This is the mail archive of the
libc-alpha@sourceware.org
mailing list for the glibc project.
Re: [PATCH] Protect _dl_profile_fixup data-dependency order [BZ #23690]
- From: Tulio Magno Quites Machado Filho <tuliom at linux dot ibm dot com>
- To: "Carlos O'Donell" <carlos at redhat dot com>, libc-alpha at sourceware dot org, John David Anglin <dave dot anglin at bell dot net>, Adhemerval Zanella <adhemerval dot zanella at linaro dot org>
- Cc:
- Date: Thu, 20 Sep 2018 13:42:31 -0300
- Subject: Re: [PATCH] Protect _dl_profile_fixup data-dependency order [BZ #23690]
- References: <20180919214829.20551-1-tuliom@linux.ibm.com> <2009c13b-169f-e476-6380-ffe4ceede9ac@redhat.com>
Carlos O'Donell <carlos@redhat.com> writes:
> On 09/19/2018 05:48 PM, Tulio Magno Quites Machado Filho wrote:
>> The field reloc_result->addr is used to indicate if the rest of the
>> fields of reloc_result have already been written, creating a
>> data-dependency order.
>> Reading reloc_result->addr to the variable value requires to complete
>> before reading the rest of the fields of reloc_result.
>> Likewise, the writes to the other fields of the reloc_result must
>> complete before reloc_result-addr is updated.
>
> Good catch. This needs just a little more work and it's done.
>
> When you're ready please post a v2 and TO me for review.
Ack.
>> diff --git a/elf/dl-runtime.c b/elf/dl-runtime.c
>> index 63bbc89776..6518e66fd6 100644
>> --- a/elf/dl-runtime.c
>> +++ b/elf/dl-runtime.c
>> @@ -183,9 +183,16 @@ _dl_profile_fixup (
>> /* This is the address in the array where we store the result of previous
>> relocations. */
>> struct reloc_result *reloc_result = &l->l_reloc_result[reloc_index];
>> - DL_FIXUP_VALUE_TYPE *resultp = &reloc_result->addr;
>>
>> - DL_FIXUP_VALUE_TYPE value = *resultp;
>> + /* CONCURRENCY NOTES:
>> +
>> + The following code uses reloc_result->addr to indicate if it is the first
>> + time this object is being relocated.
>> + Reading/Writing from/to reloc_result->addr must not happen before previous
>> + writes to reloc_result complete as they could end-up with an incomplete
>> + struct. */
>
> This is not quite accurate. The following code uses DL_FIXUP_VALUE_CODE_ADDR to
> access a potential member of addr to indicate it is the first time the object is
> being relocated. The "guard" variable in this access is either the address itself
> or the ip of a function descriptor (the only two implementations of "code addr").
Ack. I'll elaborate the comments in the next version of the patch.

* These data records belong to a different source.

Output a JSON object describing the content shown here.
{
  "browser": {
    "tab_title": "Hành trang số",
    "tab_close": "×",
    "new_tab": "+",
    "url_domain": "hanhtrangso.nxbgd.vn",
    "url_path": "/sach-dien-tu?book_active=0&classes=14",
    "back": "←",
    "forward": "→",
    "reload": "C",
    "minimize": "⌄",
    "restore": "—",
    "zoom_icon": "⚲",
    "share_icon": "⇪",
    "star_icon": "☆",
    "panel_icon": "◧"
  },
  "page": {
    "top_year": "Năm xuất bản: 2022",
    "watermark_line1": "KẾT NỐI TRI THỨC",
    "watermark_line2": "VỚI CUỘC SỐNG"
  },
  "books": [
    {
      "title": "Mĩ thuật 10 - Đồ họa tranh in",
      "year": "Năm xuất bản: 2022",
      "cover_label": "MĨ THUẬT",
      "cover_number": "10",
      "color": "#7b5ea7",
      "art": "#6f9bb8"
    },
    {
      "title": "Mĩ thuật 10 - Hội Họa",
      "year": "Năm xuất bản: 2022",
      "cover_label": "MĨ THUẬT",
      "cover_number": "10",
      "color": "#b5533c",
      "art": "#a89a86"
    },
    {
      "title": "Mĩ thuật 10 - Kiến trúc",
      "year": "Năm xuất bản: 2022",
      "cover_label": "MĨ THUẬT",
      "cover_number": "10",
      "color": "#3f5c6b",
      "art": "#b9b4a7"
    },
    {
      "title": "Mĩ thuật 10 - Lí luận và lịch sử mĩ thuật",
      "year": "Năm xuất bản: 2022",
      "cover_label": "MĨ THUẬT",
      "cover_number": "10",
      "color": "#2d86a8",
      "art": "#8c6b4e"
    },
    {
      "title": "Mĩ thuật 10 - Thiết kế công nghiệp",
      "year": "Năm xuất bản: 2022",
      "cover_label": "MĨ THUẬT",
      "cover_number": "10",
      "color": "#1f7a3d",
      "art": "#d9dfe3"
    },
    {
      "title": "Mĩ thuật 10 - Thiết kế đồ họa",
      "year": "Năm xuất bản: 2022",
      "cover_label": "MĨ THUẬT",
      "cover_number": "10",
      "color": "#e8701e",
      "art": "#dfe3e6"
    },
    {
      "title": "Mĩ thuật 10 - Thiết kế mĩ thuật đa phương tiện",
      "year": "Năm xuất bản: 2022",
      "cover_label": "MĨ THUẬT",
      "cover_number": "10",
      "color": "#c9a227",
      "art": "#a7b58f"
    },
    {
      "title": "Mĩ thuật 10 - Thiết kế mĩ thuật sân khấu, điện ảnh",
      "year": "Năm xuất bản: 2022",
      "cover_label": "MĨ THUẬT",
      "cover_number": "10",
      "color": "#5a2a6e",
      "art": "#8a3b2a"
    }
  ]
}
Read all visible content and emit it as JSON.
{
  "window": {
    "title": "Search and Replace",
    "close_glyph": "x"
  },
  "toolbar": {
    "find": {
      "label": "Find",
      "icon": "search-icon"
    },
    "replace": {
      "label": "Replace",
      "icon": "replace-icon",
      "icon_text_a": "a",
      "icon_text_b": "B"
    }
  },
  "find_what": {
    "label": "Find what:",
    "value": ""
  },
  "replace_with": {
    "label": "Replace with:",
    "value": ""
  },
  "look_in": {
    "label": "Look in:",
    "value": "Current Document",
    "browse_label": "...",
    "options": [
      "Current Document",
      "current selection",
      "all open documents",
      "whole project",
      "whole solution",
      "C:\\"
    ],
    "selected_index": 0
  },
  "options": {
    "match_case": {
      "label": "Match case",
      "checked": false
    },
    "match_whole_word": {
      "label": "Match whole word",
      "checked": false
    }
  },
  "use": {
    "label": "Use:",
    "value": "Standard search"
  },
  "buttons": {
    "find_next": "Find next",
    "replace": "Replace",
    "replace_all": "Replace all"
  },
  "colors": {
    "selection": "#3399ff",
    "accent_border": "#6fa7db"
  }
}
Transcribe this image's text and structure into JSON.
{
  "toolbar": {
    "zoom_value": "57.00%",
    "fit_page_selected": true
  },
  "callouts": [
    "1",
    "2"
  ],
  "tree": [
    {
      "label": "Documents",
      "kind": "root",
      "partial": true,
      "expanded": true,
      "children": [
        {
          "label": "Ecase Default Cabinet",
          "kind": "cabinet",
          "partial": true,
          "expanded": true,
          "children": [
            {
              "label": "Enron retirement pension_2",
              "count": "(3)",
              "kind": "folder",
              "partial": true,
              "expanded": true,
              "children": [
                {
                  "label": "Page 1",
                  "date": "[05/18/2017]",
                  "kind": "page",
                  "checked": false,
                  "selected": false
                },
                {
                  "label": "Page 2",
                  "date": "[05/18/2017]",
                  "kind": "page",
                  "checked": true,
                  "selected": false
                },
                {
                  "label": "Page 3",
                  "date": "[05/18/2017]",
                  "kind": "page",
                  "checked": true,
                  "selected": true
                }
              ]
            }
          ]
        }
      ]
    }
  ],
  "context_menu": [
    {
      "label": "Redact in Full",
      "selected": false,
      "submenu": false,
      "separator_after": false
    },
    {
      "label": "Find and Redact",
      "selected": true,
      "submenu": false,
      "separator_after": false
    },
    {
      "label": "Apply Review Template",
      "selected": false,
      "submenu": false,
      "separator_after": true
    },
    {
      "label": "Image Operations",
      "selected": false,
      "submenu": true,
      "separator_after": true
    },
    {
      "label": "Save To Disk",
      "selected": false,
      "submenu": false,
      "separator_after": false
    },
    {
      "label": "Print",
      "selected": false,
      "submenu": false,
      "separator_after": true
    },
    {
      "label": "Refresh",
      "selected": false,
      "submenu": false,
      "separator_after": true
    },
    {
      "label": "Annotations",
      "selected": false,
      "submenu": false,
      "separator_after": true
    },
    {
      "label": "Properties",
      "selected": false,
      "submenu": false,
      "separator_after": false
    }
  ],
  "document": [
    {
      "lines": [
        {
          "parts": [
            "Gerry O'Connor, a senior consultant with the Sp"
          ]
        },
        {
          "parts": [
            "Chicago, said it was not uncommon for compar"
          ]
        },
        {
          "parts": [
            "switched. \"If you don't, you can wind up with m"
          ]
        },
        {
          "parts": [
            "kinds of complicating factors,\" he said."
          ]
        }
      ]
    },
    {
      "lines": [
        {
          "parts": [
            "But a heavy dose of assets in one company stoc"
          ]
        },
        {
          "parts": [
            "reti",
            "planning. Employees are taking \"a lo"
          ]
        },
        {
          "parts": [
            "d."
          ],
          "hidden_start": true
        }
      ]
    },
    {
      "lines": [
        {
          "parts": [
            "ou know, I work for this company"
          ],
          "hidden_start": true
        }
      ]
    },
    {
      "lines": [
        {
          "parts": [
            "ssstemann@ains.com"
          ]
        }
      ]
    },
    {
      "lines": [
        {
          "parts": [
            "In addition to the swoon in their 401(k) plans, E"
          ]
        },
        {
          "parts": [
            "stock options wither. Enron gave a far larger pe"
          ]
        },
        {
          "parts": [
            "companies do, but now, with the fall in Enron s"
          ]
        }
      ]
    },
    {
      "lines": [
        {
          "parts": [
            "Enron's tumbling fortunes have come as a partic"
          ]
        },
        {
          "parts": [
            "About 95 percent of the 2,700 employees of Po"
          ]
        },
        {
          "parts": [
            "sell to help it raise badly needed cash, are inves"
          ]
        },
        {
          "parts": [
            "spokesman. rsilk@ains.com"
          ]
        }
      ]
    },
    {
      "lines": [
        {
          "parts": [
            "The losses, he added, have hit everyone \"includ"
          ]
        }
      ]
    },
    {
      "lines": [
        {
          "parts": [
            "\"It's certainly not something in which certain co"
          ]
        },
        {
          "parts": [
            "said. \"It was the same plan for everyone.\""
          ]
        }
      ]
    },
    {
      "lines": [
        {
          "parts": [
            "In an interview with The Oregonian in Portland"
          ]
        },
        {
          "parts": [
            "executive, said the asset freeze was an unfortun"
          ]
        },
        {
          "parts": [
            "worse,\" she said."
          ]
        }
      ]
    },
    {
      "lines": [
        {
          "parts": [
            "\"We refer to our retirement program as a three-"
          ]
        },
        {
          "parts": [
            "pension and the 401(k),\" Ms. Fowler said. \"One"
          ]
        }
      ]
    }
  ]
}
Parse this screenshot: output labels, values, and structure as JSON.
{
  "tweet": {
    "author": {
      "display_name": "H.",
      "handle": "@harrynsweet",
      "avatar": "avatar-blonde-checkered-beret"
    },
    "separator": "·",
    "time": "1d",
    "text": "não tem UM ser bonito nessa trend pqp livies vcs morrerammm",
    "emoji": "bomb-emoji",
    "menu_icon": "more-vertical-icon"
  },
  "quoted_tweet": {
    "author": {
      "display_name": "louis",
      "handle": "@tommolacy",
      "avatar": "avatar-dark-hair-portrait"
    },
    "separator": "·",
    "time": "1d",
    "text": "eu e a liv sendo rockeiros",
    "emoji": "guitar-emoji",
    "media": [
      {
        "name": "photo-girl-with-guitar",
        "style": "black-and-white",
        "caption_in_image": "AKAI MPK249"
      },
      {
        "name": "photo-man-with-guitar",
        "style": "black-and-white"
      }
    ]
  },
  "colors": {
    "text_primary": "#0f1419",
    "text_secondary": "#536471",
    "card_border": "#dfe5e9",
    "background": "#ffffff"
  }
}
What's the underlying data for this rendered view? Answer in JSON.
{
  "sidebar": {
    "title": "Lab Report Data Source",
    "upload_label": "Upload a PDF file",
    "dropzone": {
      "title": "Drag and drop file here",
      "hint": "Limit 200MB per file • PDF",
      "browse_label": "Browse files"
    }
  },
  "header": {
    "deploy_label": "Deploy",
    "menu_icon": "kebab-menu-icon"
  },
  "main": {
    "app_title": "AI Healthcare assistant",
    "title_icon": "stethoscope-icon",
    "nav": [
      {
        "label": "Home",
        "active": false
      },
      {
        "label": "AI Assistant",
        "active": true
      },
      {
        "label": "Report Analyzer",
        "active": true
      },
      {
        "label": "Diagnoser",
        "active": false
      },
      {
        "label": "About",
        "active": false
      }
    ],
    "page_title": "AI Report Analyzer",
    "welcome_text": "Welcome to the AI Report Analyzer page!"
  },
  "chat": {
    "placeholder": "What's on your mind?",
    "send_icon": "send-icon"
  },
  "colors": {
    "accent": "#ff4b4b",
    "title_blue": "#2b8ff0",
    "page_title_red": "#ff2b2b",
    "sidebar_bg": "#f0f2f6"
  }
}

> Also we don't explain what other data is being accessed? What non-function-locale
> data is being updated as part of the guard variable check?
I don't follow you.
Do you mean other data being updated but not in reloc_result?
What do you mean by non-function-locale?
> In the case of the function descriptor it's easy to know that the fdesc's gp is
> going to be written to, and without a acquire we won't see that write, or the new
> ip value, so we might have two threads update the same thing, in theory a benign
> data race which we should fix.
Why should we fix it?
> In theory elf_ifunc_invoke() is called and that could write to arbitrary memory
> with the IFUNC resolver, whose values should be seen by any future thread via
> the new load acquire you are putting in place. You might be able to run the IFUNC
> resolver twice which could be bad?
Good point. I haven't tested IFUNCs yet.
>> + DL_FIXUP_VALUE_TYPE *resultp = &reloc_result->addr;
>> + DL_FIXUP_VALUE_TYPE value = atomic_load_acquire(resultp);
>
> You are potentially requiring an atomic load of a structure whose size can be
> an arbitrary size depending on machine and ABI design (64-bit fore 32-bit hppa,
> and 128-bit for 64-bit ia64). These architectures might not have such wide
> atomic operations, and ...
Would it help hppa and ia64 if I replaced it with just memory fences? e.g.:
DL_FIXUP_VALUE_TYPE value = *resultp;
atomic_thread_fence_acquire ();
Likewise for the atomic_store_release () later in the code.
>> /* By default we do not call the pltexit function. */
>>
>
> What I'd like to see:
>
> - Refactor macros to get access to the "code addr" (ip of the fdesc or regular
> addr), and do the atomic loads and stores against that. Or feel free to
> delegate this to more macros at the machine level e.g.
> DL_FIXUP_ATOMIC_LOAD_ACQUIRE_REALLY_LONG_NAME_VALUE_CODE_ADDR (value),
> but I feel this looses out on the fact that we have generic atomic macros
> and so could use something like DL_FIXUP_VALUE_ADDR_CODE which returns
> the address of the code addr to load, and then you operate atomically on
> that to do the load.
>
> - Fix ./sysdeps/hppa/dl-machine.h (elf_machine_fixup_plt) to do an atomic
> store release to update ip. Likewise for ia64. Both should reference the
> concurrency notes in elf/dl-runtime.c.
If we use memory fences, I believe this won't be necessary.
Do you agree?
> - Can you write a test for this? A test which starts several threads, barriers
> them all, then starts them, and lets them try to resolve (test is compiled
> lazy binding forced) the plt entries, then repeat for a while, each iteration
> with a different function that hasn't been bound yet (maybe synthetically
> generate a few thousand functions). If we ever see this fail we'll know we
> did something wrong.
Yes. There is already something attached to the bug report, but it does
require dozens of threads to reproduce here.
If you're fine with that, I can adapt it.
--
Tulio Magno